It might feel a bit early for Harvest Festival, but the windfall apples are already starting to drop, so it's time to get out there and rake them up.
If you leave fallen apples on your lawn, they will very quickly kill the grass underneath them, while also attracting wasps. No, they don't add nutrients to the soil - well, not in the short term, they just kill the grass.
Furthermore, you won't be able to mow, as the mower will either bump and grind over the fresh ones, or squash the rotten ones into a horrible brown soggy mash: this means the grass will grow even longer around them, making it really hard to pick them up, and making the grass coarser - which is, by the way, the reason behind the myth that fallen apples fertilise the grass: as the owner is unable to mow, the grass around each fallen fruit has a chance to grow taller and lusher-looking than normal.
But picking up apples is a back-breaking task - and raking them up is not much better, as a Spring Rake (which we use in Autumn, ha! Ha! Gardeners' Joke!) is too light, and the usual garden rake or soil rake “bites” into the grass, making it really hard work.
So what should you do?
Firstly, keep the grass under your fruit trees kept short at this time of year - it makes raking up the fallen fruit massively easier. This applies to apples, pears, and crab-apples, by the way.
To make it easier to rake them up, take your normal garden rake, and spear one fruit on to each end of it. These act like little wheels, allowing the rake to glide over the grass, and the loose apples bobble about in front of it in a very satisfying manner.
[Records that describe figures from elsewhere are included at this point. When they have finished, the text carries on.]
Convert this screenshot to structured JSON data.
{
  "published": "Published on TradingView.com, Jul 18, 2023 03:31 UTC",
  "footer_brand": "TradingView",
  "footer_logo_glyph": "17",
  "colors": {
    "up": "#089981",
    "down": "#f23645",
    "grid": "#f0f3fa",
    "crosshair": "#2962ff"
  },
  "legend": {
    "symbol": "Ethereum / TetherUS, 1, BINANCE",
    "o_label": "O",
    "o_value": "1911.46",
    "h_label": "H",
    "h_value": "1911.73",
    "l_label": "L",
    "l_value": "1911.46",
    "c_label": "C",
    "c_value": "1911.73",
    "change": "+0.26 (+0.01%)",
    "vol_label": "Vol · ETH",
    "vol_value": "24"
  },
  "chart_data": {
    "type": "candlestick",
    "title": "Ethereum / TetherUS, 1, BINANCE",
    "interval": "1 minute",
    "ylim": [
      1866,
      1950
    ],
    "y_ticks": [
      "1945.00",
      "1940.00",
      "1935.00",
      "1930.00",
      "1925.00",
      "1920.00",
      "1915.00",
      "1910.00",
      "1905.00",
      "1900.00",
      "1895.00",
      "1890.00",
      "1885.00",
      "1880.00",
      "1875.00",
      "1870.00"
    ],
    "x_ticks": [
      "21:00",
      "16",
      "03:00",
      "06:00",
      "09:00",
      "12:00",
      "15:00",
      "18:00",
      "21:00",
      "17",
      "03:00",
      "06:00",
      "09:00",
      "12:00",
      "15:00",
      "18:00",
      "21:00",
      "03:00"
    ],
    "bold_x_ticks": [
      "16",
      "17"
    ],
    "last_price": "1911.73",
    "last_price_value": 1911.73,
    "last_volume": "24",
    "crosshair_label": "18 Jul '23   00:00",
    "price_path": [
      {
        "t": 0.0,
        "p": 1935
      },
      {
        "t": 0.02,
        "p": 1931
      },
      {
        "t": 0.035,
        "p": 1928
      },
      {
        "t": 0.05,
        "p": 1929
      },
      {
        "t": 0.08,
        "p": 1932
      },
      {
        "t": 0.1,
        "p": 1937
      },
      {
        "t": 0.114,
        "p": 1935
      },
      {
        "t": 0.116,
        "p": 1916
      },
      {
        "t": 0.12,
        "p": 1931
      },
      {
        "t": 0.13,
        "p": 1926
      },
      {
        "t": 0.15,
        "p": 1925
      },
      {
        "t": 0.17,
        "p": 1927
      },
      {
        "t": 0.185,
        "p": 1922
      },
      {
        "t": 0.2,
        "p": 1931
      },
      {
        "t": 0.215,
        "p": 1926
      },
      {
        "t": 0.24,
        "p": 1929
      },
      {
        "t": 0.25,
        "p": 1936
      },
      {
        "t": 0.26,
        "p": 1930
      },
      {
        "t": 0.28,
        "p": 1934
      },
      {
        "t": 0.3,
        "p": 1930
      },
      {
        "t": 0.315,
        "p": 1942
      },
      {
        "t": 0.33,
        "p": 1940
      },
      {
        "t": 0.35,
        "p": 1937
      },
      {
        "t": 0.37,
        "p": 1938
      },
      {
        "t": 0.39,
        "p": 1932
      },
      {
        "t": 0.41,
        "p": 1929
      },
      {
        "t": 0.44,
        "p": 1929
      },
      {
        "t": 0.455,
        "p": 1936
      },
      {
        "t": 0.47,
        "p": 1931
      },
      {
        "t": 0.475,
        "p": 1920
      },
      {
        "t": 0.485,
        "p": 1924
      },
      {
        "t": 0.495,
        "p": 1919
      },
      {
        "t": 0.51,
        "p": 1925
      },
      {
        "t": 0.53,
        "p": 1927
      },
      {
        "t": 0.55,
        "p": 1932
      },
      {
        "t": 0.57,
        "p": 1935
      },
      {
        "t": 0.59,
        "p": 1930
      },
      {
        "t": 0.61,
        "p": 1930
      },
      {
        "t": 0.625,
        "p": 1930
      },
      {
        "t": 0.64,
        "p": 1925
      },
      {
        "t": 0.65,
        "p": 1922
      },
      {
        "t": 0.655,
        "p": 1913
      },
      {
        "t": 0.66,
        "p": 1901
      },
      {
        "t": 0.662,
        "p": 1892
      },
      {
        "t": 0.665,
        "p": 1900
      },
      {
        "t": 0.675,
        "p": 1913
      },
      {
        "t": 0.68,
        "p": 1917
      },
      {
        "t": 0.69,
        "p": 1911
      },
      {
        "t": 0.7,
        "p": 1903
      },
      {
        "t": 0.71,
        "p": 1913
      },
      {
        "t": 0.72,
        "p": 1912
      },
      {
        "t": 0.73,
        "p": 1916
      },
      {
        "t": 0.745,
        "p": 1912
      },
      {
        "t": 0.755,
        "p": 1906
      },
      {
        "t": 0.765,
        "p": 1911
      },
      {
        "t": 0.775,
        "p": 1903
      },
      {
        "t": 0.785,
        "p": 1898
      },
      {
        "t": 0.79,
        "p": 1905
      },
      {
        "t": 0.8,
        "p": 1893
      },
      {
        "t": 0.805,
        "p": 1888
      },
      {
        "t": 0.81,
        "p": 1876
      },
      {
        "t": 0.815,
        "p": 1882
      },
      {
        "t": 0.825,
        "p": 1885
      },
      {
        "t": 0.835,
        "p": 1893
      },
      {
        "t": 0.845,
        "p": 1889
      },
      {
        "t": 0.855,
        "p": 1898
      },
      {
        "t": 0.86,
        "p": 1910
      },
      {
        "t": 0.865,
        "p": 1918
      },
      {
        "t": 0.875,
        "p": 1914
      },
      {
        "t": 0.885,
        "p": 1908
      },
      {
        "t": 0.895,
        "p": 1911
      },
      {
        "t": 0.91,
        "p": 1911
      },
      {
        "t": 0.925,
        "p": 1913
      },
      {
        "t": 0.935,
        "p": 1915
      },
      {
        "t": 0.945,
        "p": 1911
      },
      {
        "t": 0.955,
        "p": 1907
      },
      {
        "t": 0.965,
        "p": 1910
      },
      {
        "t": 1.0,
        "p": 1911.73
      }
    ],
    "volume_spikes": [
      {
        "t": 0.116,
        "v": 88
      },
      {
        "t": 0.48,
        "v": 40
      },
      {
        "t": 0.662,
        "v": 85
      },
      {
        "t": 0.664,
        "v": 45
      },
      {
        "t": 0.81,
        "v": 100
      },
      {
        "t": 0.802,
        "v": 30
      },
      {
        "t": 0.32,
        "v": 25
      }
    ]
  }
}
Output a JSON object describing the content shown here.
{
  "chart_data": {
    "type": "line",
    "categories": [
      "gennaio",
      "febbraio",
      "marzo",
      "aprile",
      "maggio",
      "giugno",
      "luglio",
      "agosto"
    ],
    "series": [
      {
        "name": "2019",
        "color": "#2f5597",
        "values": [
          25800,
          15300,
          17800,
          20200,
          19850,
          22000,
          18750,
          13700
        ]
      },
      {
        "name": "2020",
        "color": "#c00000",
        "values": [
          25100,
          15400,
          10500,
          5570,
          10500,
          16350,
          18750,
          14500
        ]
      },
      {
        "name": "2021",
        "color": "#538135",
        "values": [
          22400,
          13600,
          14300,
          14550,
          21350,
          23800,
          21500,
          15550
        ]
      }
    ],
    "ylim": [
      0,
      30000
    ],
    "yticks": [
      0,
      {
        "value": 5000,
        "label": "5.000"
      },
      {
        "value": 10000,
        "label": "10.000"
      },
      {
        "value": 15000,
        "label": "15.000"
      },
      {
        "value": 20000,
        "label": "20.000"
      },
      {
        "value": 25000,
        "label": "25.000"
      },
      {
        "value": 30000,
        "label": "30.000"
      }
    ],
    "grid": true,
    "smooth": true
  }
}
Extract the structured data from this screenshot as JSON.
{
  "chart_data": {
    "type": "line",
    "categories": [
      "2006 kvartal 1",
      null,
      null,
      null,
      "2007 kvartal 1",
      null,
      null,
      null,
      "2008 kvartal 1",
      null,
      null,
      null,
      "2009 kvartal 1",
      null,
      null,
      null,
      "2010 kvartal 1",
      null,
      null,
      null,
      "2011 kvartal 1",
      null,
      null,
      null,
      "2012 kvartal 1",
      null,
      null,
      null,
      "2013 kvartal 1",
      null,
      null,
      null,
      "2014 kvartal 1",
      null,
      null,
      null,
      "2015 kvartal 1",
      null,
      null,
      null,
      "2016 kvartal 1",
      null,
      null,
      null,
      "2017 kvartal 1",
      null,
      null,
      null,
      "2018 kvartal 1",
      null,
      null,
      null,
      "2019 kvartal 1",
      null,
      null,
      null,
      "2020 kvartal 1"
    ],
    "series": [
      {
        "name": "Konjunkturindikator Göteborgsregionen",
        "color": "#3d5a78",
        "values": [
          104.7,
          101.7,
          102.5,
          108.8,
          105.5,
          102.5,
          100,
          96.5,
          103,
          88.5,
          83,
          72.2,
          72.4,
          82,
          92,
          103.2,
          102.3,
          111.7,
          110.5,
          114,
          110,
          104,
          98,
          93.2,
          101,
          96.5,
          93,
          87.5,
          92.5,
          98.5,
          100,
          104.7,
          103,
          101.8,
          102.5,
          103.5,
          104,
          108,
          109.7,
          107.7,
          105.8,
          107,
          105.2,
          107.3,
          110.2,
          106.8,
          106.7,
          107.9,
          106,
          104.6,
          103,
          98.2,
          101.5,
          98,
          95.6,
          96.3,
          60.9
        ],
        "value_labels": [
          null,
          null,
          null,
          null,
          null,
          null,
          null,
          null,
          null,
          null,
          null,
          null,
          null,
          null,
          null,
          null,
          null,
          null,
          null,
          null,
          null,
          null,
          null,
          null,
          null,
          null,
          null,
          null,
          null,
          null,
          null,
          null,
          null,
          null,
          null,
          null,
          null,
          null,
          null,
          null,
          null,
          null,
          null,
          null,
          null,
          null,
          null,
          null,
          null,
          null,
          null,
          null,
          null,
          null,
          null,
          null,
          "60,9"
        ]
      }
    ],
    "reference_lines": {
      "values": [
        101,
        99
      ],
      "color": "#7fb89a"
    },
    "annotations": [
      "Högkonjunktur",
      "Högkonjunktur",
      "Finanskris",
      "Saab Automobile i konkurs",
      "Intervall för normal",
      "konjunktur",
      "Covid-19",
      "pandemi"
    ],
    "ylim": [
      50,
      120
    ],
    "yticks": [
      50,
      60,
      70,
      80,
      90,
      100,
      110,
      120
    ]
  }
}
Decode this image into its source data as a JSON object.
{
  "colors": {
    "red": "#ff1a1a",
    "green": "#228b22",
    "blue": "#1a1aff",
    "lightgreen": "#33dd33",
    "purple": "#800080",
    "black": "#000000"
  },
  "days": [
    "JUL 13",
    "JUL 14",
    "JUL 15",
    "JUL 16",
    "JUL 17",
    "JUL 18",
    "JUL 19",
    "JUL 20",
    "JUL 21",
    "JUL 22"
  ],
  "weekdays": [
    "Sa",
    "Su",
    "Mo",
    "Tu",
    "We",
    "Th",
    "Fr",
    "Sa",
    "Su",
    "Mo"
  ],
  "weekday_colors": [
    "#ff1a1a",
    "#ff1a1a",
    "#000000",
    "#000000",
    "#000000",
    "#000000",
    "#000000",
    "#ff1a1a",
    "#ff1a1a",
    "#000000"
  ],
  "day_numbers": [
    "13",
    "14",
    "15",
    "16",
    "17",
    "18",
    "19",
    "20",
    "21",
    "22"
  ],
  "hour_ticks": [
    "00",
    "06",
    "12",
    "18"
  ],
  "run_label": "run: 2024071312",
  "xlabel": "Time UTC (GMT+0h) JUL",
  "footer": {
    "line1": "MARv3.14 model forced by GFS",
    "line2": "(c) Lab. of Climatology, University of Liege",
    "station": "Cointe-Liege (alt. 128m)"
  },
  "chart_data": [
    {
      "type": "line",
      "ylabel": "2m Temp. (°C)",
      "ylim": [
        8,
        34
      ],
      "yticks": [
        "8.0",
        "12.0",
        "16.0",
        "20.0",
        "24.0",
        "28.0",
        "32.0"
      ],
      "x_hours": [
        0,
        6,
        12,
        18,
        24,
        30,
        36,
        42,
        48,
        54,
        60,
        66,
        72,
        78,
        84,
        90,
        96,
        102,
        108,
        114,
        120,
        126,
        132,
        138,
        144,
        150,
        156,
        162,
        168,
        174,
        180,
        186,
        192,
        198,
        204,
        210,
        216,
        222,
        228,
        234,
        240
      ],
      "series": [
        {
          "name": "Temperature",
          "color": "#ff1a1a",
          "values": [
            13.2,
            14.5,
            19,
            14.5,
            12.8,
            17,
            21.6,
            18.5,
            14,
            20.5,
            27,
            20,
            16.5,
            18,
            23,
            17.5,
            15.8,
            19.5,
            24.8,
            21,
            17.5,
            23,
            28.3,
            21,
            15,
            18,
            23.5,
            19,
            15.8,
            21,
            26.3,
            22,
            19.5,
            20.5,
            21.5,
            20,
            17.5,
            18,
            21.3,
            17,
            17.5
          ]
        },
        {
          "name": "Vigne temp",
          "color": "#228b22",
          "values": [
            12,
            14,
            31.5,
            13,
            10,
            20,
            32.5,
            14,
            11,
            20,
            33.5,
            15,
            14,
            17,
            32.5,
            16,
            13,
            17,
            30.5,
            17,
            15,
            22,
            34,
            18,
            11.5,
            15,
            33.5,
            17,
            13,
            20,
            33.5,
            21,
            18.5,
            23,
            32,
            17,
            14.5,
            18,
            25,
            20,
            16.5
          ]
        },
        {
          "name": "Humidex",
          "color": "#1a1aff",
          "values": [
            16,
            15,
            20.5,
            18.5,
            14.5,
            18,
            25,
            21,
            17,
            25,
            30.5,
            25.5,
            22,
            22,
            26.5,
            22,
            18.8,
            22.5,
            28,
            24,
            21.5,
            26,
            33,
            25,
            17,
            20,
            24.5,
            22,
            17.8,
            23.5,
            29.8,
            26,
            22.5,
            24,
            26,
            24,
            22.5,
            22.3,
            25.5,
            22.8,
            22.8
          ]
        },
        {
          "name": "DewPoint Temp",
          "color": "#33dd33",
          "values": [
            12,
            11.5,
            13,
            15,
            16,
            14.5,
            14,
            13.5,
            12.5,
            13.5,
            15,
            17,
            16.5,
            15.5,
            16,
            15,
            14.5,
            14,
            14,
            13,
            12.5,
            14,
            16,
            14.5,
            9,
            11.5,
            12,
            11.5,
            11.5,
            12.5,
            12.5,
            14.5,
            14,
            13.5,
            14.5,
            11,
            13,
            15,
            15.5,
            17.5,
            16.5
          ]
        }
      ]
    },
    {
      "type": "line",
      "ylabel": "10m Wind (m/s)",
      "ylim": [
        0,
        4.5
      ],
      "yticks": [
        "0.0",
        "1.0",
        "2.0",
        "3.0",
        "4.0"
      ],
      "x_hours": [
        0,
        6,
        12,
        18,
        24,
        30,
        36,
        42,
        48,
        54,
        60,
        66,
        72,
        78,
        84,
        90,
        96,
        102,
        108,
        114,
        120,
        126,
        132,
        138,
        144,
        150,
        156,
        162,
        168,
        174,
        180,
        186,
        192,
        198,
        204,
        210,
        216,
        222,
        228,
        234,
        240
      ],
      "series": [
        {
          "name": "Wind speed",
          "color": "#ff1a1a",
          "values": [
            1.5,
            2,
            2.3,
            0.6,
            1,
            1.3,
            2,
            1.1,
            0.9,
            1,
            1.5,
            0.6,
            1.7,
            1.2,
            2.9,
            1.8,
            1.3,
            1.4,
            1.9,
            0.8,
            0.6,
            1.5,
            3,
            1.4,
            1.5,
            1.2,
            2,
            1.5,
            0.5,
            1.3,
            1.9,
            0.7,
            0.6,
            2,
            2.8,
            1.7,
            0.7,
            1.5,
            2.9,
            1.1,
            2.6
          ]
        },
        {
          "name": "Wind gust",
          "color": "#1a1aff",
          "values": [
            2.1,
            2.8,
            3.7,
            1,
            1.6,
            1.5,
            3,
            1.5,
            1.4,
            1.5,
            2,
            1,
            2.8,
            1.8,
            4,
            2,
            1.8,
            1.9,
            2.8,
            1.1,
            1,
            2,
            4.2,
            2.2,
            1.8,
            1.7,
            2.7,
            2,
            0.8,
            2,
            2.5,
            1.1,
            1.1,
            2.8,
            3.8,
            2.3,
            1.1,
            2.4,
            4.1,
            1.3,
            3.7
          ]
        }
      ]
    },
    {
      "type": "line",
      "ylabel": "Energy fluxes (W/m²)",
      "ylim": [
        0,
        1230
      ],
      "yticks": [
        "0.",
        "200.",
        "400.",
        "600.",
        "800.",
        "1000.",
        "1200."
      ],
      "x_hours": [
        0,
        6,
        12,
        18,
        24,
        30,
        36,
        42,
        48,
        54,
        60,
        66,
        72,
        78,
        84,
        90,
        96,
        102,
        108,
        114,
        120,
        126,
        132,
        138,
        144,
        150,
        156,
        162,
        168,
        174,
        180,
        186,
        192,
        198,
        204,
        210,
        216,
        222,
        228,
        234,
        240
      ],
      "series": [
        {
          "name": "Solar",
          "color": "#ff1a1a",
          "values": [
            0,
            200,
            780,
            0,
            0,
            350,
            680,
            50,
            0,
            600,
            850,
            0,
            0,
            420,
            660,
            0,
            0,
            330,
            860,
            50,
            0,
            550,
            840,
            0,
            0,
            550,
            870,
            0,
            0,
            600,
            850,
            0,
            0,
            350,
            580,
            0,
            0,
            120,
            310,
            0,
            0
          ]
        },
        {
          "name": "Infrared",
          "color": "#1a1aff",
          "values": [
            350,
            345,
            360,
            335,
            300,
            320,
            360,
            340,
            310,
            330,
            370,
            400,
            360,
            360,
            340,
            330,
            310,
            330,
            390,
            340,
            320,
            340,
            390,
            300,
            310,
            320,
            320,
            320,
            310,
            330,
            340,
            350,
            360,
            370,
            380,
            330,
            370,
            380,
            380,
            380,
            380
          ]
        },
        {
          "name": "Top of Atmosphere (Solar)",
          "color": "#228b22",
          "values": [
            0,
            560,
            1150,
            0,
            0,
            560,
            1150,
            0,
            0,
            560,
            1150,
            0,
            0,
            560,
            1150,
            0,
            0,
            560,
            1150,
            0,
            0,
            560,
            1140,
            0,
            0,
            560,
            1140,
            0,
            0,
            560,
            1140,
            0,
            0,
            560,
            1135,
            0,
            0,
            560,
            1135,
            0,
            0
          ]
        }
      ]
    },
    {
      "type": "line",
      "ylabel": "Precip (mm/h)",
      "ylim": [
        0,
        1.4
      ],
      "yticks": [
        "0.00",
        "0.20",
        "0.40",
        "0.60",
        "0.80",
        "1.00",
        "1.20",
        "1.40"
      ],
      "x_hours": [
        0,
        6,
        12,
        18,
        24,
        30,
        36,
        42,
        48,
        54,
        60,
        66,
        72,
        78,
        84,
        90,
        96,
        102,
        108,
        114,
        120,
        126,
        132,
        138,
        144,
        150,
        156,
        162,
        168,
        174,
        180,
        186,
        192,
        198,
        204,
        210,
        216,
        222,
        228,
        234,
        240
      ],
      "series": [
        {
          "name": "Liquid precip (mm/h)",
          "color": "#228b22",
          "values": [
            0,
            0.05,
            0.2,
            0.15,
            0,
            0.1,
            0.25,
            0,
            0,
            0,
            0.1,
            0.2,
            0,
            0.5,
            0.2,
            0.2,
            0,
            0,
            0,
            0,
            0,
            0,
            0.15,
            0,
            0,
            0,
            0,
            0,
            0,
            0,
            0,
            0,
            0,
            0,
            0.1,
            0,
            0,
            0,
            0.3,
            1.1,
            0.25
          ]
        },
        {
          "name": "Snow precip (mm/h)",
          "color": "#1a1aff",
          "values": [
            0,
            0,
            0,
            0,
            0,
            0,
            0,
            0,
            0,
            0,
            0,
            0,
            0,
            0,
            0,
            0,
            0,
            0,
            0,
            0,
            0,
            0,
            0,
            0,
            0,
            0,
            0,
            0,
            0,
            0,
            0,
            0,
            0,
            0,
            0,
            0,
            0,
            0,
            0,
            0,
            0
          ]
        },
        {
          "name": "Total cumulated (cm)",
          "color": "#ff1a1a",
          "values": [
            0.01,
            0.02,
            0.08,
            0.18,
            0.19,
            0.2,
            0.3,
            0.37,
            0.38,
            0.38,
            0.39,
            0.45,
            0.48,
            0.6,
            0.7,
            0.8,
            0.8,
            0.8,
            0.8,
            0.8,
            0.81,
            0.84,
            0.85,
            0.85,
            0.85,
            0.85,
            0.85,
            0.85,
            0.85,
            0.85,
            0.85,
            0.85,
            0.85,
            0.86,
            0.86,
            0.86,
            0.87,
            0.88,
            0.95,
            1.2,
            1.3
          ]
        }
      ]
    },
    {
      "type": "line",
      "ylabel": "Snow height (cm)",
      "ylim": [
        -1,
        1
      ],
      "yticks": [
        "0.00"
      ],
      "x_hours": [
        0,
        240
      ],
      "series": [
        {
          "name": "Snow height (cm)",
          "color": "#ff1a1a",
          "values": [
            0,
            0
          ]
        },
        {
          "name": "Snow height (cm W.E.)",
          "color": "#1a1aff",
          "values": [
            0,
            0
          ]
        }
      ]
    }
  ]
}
Having corralled them into heaps, it's a much simpler job to shuffle them into a bucket or trug, tip them into the wheelbarrow, and off to the compost heap they go.
And if the “wheels” start to disintegrate, just stab a couple more!
I've written about this before, last year I think, but that Apple Roller was only Mark I - now I've discovered that one at each end works even better! And it's worth reminding everyone that this year, the apples are already falling, so don't let your grass grow too long, and don't let the fruit remain on the grass; and to prove it, the photos above show how quickly the grass can die - in less than a week.
You can, of course, buy fun little gadgets to help you rake up the fruit, but they cost £70 or more, and this way is quick, costs nothing, is biodegradable, and you don't end up with a piece of specialised kit to be stored for 11 months of the year!